JazzTimes

L.A Steel

IT WAS THE LATE FALL OF 2019, and Cameron Graves took the stage at the Blue Note in New York City looking ready for business—in a doom-metal band. He wore a biker-like vest revealing the colorful tattoos on his upper arms; his long, tightly curled hair was tied in the back, falling to his shoulders like the tail of a black comet. But Graves was here with the Stanley Clarke Band, playing electric keyboards in the bassist’s powerhouse sextet. And it is a vital role, at once anchoring and dynamic, as Clarke showed when he introduced Graves as a featured soloist in a turbulent extension of Joe Henderson’s “Black Narcissus.”

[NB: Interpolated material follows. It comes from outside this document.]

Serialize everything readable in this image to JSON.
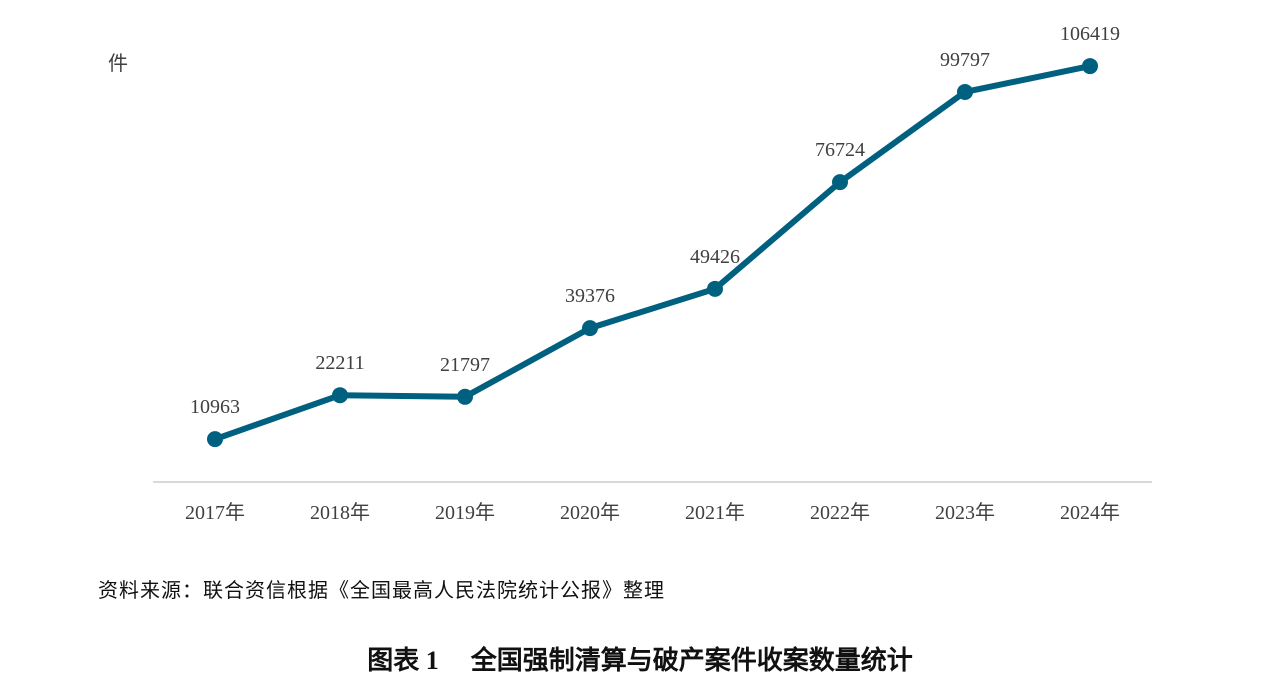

For the next 20 minutes, Graves—best known as the pianist in the West Coast Get Down, the Los Angeles progressive-jazz collective that jumped to acclaim in 2015 on saxophonist Kamasi Washington’s triple-disc landmark, The Epic—unleashed a kaleidoscopic attack with roots in fusion, R&B, and hard rock. He addressed Henderson’s melody with sprightly poise, wrapped Clarke’s muscular stride in circular-staircase figures, and hit off-center chords with brass-knuckle force. As the band hurtled to the finish, Graves laid a cool-ballad rapture against the racing pulse, then detonated a frenzied series of Latin-ized runs. And he did it all with delighted aplomb, chewing on what seemed like a giant gumball as light bounced off the sparkling stud in his chin.

“The music I love to write most is metal—the lines, the drops, the sections. I took that philosophy and applied it to jazz.”